Es war einer dieser perfekten, faulen Tage, von dem man sich wünschte, er würde nicht enden, und jeder Tag könnte so sein. Der Himmel war strahlend blau und wolkenlos, es duftete nach Blumen, die Sonne wärmend und hell. Bienen und Käfer summten im hohen Gras und zwischen Feldblumen, und nur ganz weit entfernt war das tuckern eines Traktoren zu hören, sonst wirkte die Landschaft, als gäbe es keine Menschen.
 

Keine Menschen, abgesehen von Elsbeth und Liselotte, die es sich am Rande eines Feldes, direkt neben einem klaren Bächlein, gemütlich gemacht hatten. Dort lagen sie nebeneinander, ließen sich die Sonne auf die Gesichter scheinen, und taten sonst nichts, bis der laue Wind von weit her das Läuten von Kirchturmglocken zu ihnen trug.

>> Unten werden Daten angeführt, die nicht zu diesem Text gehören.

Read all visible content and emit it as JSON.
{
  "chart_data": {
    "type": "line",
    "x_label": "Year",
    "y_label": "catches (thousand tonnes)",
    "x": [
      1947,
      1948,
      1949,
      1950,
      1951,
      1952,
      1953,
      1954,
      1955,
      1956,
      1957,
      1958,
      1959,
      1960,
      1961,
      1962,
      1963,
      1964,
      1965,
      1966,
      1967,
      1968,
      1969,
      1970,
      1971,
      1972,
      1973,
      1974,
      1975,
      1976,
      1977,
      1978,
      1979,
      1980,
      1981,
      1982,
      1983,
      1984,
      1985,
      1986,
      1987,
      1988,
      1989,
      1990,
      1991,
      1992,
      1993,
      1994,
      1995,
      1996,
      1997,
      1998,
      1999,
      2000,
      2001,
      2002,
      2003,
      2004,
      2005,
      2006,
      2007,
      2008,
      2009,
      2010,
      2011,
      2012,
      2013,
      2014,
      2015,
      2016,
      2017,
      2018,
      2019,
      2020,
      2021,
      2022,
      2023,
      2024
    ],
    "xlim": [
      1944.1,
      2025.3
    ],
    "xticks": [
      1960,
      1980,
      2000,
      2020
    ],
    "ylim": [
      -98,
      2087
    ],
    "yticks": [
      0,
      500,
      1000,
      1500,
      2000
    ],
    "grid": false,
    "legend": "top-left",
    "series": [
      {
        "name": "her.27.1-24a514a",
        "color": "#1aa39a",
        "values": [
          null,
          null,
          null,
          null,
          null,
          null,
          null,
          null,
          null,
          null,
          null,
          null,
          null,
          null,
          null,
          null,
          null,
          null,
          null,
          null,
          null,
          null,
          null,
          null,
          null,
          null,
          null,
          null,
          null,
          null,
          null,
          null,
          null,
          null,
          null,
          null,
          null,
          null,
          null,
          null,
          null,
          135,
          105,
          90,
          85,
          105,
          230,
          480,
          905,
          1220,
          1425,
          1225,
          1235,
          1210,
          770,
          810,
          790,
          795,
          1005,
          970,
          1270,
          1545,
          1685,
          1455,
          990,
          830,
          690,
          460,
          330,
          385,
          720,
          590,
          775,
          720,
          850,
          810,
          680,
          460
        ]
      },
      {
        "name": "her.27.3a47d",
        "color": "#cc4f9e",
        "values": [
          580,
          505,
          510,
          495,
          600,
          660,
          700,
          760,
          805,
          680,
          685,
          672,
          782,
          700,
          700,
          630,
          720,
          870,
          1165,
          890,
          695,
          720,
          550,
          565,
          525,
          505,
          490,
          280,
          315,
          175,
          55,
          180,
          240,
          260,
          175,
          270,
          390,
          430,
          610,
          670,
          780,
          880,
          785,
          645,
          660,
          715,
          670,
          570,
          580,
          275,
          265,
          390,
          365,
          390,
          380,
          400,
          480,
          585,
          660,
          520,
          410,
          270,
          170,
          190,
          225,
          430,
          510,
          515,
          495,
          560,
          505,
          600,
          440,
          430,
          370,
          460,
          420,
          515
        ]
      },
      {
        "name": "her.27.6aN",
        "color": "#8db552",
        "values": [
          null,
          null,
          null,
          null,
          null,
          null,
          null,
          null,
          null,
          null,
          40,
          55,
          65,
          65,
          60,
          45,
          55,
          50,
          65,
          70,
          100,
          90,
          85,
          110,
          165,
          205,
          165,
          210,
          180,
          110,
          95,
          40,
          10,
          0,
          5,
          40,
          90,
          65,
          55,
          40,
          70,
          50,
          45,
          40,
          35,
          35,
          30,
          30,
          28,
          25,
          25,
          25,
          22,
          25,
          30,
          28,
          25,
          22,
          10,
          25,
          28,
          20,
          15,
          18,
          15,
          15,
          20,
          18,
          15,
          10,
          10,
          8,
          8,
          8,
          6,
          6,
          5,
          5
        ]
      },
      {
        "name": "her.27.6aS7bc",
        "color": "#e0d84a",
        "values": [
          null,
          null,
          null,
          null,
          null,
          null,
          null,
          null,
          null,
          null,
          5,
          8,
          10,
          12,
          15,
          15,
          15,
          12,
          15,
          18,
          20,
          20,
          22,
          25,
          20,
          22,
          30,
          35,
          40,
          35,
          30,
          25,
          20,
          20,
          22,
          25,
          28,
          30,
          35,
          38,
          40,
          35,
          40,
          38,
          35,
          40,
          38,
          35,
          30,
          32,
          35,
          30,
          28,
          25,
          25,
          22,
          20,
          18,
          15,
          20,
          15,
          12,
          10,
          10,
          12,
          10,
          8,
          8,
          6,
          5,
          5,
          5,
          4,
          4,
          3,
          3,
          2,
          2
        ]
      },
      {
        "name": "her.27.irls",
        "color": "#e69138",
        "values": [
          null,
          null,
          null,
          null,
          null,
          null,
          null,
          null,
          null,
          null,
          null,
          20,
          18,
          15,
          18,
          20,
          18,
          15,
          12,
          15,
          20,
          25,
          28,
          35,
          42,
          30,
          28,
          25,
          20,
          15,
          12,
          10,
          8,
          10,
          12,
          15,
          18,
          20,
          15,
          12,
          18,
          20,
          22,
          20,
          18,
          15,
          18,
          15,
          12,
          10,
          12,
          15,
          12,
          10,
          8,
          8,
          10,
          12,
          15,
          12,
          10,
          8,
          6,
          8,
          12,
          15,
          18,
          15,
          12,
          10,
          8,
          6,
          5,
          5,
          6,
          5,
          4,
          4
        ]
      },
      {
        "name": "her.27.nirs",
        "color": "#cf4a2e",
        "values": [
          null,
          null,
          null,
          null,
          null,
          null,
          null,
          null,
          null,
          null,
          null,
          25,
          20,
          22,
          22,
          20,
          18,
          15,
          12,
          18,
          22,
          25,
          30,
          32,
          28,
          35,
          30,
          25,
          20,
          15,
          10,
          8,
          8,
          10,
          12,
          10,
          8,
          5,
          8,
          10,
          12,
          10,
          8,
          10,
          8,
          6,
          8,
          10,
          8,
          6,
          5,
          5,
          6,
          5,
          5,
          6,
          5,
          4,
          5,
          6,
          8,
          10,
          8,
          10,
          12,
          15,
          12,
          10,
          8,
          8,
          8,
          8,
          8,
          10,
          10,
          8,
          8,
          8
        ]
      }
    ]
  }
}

„Ganze Stunde.“, stellte Elsbeth nach den ersten vier Schlägen fest. „Eins… Zwei… Drei… Drei Uhr. Wir sollten zurück. Sonst kommen wir noch zu spät zum Kaffee.“

Liselotte seufzte. „In Ordnung. Aber lass uns den weiten Weg nehmen. Am Wäldchen vorbei.“ Sie rappelten sich auf, klopften sich das Gras und den Staub von den Kleidern, sprangen über das Bächlein und gingen los.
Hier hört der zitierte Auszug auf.